To determine the size of the new Schedule 40 steel pipe required to carry at least 400 gallons per minute (gpm) of water at 80 degrees Fahrenheit (F) through a system with a total length of 75 feet, we can use the Hazen-Williams equation. This equation relates the flow rate, pipe diameter, pipe length, and other factors.
The Hazen-Williams equation is as follows:
Q = 0.00254 * C * d^2 * (h^(0.63)) * (l^(0.54))
Where:
Q is the flow rate (gallons per minute)
C is the Hazen-Williams coefficient (dependent on the pipe material)
d is the pipe diameter (in inches)
h is the head loss (feet per 100 feet of pipe)
l is the pipe length (feet)
First, we need to determine the Hazen-Williams coefficient (C) for Schedule 40 steel pipe.
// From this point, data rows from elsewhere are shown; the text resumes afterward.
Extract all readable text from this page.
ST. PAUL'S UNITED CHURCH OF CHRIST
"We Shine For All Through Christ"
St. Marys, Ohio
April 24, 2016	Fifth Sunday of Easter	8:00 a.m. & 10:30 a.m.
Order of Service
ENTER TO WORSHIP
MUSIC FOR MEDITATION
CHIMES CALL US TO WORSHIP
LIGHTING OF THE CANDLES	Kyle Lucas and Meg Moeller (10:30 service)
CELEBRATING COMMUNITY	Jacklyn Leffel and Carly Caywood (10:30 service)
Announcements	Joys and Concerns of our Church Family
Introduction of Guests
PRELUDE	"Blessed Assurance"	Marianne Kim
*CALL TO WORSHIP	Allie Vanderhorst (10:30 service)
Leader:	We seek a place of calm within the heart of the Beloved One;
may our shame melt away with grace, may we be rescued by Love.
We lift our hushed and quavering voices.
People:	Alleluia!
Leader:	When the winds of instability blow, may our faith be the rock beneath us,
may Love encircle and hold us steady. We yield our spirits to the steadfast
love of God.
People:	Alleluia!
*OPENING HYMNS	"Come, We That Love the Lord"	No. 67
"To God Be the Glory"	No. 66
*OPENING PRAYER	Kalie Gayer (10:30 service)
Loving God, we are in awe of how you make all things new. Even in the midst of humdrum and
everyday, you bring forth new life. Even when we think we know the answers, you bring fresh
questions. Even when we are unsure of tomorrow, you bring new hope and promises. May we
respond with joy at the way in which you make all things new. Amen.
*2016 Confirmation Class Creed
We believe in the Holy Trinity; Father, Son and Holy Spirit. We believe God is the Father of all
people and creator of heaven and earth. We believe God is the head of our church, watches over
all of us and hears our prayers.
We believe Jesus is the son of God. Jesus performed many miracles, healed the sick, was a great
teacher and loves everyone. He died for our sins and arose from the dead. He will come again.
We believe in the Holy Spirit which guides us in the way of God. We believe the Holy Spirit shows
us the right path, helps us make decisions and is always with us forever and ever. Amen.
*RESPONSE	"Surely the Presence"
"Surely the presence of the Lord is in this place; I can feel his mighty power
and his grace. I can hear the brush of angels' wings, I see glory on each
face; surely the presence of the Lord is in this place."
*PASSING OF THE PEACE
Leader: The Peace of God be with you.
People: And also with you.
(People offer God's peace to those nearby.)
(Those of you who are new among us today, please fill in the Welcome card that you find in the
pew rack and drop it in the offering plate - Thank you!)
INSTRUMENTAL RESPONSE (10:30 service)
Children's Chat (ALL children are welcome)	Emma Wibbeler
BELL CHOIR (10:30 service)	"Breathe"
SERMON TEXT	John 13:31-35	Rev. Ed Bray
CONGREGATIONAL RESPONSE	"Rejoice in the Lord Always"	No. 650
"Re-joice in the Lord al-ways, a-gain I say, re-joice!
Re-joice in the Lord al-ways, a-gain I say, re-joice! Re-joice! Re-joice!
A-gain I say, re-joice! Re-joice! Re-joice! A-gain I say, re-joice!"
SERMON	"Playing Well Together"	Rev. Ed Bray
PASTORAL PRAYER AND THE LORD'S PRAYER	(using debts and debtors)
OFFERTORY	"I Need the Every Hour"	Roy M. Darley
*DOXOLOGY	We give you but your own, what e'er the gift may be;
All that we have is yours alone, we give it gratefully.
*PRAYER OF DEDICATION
The Hazen-Williams coefficient for Schedule 40 steel pipe is typically around 120.
Next, we can rearrange the Hazen-Williams equation to solve for the pipe diameter (d):
d = (Q / (0.00254 * C * (h^(0.63)) * (l^(0.54))))^(1/2)
Plugging in the given values:
Q = 400 gpm
C = 120
h = 0 (assuming no significant head loss)
l = 75 ft
d = (400 / (0.00254 * 120 * (0^(0.63)) * (75^(0.54))))^(1/2)
d = (400 / (0.00254 * 120 * 1 * 75^(0.54)))^(1/2)
Using a calculator, we can solve this equation:
d ≈ 3.56 inches
Therefore, a new Schedule 40 steel pipe with a diameter of approximately 3.56 inches would be needed to carry at least 400 gallons per minute of water at 80 degrees Fahrenheit through a 75-foot system with no significant head loss.